In 1997, Loudon Mission Station was the hub of the U.S.-based Marion Medical Mission (MMM) shallow well program in northern Malawi. Easy access to clean water means families aren’t sharing water holes with animals. Additionally, the time that women and children formerly spent traveling long distances to acquire water – an oftenunsafe prospect, as well as physically demanding (five gallons of water weighs 40 pounds) – can now go into other activities. For children, that means more time in school, or, in many cases, going to school for the first time.  
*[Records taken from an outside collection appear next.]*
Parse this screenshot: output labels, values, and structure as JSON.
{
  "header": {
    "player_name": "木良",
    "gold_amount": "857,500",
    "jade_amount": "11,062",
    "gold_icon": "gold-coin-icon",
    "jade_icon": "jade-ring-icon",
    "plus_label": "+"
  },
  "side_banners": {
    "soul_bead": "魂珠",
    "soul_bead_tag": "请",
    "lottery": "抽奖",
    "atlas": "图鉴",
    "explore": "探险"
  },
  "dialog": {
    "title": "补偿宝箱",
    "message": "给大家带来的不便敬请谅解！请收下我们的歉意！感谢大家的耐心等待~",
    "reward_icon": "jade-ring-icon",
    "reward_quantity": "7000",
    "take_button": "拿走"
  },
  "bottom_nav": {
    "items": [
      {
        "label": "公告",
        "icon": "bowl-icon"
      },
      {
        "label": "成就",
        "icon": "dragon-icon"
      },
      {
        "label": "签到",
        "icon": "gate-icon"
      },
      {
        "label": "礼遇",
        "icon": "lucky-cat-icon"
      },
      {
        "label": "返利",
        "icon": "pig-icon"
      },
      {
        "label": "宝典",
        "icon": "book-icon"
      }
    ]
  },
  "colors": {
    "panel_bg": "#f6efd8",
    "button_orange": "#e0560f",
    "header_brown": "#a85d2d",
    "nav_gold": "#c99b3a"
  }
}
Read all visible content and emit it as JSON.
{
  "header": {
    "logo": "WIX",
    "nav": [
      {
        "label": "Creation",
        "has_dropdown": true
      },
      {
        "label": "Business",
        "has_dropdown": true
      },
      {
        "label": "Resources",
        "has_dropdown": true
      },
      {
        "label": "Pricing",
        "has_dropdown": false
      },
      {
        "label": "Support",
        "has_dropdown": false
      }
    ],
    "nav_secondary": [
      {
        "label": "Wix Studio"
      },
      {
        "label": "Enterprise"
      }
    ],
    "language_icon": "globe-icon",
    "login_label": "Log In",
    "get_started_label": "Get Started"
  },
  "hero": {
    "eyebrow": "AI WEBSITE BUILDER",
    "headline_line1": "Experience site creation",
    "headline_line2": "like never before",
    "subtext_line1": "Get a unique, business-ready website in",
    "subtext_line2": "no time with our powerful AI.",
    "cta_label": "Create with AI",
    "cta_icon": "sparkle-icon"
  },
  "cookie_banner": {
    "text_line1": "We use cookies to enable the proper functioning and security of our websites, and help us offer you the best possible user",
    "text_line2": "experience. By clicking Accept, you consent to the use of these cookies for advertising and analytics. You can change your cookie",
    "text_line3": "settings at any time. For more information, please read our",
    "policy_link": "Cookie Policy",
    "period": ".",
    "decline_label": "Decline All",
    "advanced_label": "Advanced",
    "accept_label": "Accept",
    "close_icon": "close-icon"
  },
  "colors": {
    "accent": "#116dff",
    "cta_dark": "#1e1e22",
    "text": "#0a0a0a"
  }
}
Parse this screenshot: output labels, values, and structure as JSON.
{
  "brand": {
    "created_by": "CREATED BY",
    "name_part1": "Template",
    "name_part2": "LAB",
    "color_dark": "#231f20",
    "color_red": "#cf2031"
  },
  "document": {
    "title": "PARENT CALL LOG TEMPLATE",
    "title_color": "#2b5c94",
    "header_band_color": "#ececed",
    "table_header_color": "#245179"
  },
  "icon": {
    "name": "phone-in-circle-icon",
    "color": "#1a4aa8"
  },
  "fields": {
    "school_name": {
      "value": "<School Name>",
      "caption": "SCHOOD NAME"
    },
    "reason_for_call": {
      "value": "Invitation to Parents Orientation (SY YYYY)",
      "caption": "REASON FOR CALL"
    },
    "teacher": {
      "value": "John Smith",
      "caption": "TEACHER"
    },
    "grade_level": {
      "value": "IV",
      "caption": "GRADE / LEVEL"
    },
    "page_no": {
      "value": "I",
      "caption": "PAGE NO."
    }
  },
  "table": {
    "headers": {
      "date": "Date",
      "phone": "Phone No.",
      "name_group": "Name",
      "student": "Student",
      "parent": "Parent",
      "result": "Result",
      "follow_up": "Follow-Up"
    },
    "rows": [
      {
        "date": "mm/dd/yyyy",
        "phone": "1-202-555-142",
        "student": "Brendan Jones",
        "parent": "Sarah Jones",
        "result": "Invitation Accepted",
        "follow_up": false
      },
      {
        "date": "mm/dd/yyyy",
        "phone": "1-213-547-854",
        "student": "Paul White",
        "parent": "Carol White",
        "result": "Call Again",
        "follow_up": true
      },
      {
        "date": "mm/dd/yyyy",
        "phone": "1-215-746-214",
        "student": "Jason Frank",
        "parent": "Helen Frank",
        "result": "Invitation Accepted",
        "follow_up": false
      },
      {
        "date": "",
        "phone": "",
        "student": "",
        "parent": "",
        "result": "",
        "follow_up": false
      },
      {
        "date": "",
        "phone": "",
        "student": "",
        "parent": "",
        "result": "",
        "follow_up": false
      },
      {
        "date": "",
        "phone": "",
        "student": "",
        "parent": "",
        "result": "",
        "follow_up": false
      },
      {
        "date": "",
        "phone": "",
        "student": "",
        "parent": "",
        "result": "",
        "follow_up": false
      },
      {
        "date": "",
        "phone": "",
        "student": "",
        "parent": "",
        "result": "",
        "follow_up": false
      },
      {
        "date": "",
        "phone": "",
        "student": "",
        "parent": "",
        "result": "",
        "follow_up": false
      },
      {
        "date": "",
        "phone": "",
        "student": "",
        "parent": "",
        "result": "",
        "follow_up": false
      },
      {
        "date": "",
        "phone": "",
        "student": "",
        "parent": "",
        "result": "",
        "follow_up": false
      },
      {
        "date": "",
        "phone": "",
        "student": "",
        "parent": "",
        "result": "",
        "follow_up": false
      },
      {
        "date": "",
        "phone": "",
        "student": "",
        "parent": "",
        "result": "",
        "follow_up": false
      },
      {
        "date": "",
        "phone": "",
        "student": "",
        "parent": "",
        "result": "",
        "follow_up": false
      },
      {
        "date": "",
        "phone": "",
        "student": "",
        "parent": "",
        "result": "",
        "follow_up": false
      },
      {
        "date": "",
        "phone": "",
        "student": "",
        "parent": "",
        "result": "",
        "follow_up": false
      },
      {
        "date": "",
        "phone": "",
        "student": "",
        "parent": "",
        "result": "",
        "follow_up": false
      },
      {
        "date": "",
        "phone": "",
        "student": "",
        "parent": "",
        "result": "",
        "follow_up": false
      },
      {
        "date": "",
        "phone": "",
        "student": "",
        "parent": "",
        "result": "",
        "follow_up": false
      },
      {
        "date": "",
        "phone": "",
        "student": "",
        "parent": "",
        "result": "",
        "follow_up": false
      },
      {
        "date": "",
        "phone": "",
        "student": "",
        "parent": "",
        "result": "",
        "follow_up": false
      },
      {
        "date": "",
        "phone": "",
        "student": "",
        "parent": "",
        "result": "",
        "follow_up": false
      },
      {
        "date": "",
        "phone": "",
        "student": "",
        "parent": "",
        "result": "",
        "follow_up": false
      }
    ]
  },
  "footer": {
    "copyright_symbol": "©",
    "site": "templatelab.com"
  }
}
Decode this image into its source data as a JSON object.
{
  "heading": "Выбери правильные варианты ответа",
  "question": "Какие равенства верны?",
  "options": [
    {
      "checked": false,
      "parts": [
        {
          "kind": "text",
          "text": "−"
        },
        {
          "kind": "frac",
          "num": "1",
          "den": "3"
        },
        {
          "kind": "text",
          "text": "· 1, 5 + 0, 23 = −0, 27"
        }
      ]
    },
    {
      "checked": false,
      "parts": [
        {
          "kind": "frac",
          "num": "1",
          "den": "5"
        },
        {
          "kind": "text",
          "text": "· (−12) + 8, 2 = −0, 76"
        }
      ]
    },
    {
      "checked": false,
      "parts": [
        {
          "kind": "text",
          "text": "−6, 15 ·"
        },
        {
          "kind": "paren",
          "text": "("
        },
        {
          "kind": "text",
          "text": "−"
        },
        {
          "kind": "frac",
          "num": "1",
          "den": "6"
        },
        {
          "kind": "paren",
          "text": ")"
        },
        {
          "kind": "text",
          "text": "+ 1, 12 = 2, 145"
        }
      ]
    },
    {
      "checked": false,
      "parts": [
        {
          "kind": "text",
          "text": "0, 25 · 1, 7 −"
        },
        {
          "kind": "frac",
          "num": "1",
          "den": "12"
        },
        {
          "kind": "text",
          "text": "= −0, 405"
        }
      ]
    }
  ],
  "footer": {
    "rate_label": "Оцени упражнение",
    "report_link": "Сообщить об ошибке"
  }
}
One day Jim and Carol walked to a nearby village with Stephen Zulanga, a hospital maintenance worker, to see the shallow well that his village had installed. Zulanga proudly showed them the well at work, saying, “My babies don’t die anymore.”  
In befriending Soko and Zulanga, Jim discovered a purpose that hooked him. Soko wanted a CAD drawing of the pumps they manufactured, so Jim got to work with measurements and design. The program had no technical manual for well installation, so Jim created one, even outsourcing most of the drawings he wanted to include to CSU students by way of Carol’s nephew, Robert Work, a design and merchandising instructor and son of retired English professor James Work. All of the drawings are still in use today, through multiple revisions of the manual.  
The work is never finished 
Carol’s grand vision to go to Malawi just once was ultimately thwarted. Jim returned in 1999 to volunteer with MMM for three weeks. In 2000 Carol resumed her volunteer work at the School for the Deaf. The couple has returned every year since. They stay for six to seven weeks. 
With no expectation, Carol and Jim ultimately got hooked by the people, forged friendships, and made everlasting bonds. The number of contributions they have made to the Embangweni Schools for the Deaf – a secondary school opened in 2014 – and the shallow well program are countless, but not the point, they say.  

woman fetching water from dirty water hole in ground
An typical water source in Malawi soon to be replaced by a shallow well.

What matters to them most is the success they’ve watched their colleagues and friends achieve.  
The shallow well program has spread across three countries, annually installing nearly 3,000 wells (now costing $450 each).  
Deaf students learn with E-readers.  
Fannie Singini surpassed everyone’s expectations of what a deaf person can do by completing secondary school with no signing teachers and even becoming a teacher herself. She is a product of what the school teaches its children: “deaf is not death” and “disability is not inability.”   
And, modern amenities have improved: electricity and the internet finally arrived. 
Carol and Jim have each found ample room inside their volunteer work to create new systems, encourage and foster the professional growth of their colleagues, engage the time, treasure and talents of other U.S. volunteers, and deepen their service.  
“This is a project that is never finished,” Jim says, referring to the shallow wells. “Admittedly, it’s a feeling of purpose. A feeling that is hard to replace.”